State and local Republican candidates were concerned that an anti-Trump feeling – especially regarding his comments about women and immigrants – would impact their election fortunes. Democratic rivals and the PACS formed to support them, jumped all over this trying to tar all Republicans with the Trump brush. That strategy as we saw, failed spectacularly.
In little Connecticut, a state known for its civility and called ‘the land of steady habits’, a PAC funded by public and private employee unions targeted a dozen Republican candidates as they fear a Republican state legislature will lessen the huge salary and pension benefits they have been awarded in the past-the result of which is an equally huge state budget deficit. With the help of data driven statistics and flexible digital ad capability, ads could be placed in each candidate’s constituency and personalised with the candidate’s name. So, if you live in Mary Jones’ district, you would only see a disparaging ad about Mary, not about the 11 other candidates whom you’ve probably never heard of any way. Very effective. Very digital and 21st century. So when you visit a website, even if it’s a national or state-wide site, the ad will be targeted to where you are accessing from geographically and the appropriate message is delivered. Fairly basic digital marketing 101 these days. Effective, inexpensive, localised and can be updated or changed multiple times almost in real time.
As mentioned earlier, these PACs are not controlled by state or national committees or even any candidates and therefore the content of the ads is not properly vetted either for truthfulness or decency. Case in point, a digital ad featured a large photo of Donald Trump with a caption reading, ‘Stop Donald Trump and William Petit’s attack on women and families.’
Bit of a stretch, but a highly predictable manoeuvre, considering the nastiness of the national campaign.

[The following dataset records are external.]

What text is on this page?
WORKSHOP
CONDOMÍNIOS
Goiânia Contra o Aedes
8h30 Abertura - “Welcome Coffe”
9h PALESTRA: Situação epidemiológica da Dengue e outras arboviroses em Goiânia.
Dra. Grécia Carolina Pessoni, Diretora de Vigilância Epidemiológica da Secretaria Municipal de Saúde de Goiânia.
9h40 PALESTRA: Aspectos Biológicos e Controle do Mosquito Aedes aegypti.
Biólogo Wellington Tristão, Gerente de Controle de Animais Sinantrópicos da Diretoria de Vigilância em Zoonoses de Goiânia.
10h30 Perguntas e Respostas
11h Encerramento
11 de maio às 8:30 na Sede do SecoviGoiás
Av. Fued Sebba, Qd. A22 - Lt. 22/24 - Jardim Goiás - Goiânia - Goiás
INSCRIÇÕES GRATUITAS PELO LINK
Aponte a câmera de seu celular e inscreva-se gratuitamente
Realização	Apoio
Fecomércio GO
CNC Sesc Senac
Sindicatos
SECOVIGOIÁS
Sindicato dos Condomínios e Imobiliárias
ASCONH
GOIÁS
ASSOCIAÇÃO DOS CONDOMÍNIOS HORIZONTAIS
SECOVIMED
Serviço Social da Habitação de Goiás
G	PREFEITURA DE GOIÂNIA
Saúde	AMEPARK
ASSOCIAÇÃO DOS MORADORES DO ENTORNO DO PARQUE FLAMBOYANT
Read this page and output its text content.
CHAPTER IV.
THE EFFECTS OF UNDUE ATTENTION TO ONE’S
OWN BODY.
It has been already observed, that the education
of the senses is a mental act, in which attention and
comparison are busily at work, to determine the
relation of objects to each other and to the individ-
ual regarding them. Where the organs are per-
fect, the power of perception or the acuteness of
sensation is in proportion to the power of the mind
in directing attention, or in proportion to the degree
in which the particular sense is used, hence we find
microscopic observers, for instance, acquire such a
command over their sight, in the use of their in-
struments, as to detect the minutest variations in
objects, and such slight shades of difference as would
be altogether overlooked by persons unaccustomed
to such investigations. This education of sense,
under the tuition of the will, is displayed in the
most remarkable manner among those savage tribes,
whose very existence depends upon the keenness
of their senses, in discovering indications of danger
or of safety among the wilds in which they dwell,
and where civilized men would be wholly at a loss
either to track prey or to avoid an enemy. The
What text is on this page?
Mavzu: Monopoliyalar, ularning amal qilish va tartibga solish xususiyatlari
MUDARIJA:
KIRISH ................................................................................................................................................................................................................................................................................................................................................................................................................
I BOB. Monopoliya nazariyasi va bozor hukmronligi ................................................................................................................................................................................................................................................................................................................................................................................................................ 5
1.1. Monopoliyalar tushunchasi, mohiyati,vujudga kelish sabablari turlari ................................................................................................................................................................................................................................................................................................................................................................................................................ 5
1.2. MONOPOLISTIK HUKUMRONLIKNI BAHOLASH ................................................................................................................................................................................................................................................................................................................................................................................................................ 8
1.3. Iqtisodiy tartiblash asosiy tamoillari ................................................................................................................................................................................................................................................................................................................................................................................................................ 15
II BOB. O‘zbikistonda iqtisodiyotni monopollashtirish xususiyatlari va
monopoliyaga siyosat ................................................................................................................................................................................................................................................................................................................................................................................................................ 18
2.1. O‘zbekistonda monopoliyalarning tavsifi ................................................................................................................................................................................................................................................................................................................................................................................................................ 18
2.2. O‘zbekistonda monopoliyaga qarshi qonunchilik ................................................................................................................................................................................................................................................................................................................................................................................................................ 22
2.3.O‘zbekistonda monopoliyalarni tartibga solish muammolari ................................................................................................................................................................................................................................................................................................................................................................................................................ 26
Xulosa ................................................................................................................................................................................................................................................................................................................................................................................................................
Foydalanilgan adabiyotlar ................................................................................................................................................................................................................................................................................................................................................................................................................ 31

The problem here was that Dr William Petit was injured, having been beaten with a baseball bat tied up and thrown in the cellar and his wife and two teenage daughters murdered, in a vicious 2007 home invasion that shocked and continues to shock the entire state. In their memory, he has established a Foundation to provide assistance to, among others, women, families and victims of violence. Dr Petit called a press conference to alert the public about this ad campaign. A media firestorm quickly roared to life. Even his opponent, an 11-term incumbent and his neighbour, joined him in renouncing the campaign as unforgiveable and a disgrace to our election process. For once, Democrats and Republicans agreed. Dr Petit won his election. And the high-level union official responsible for placing the ad was forced to resign.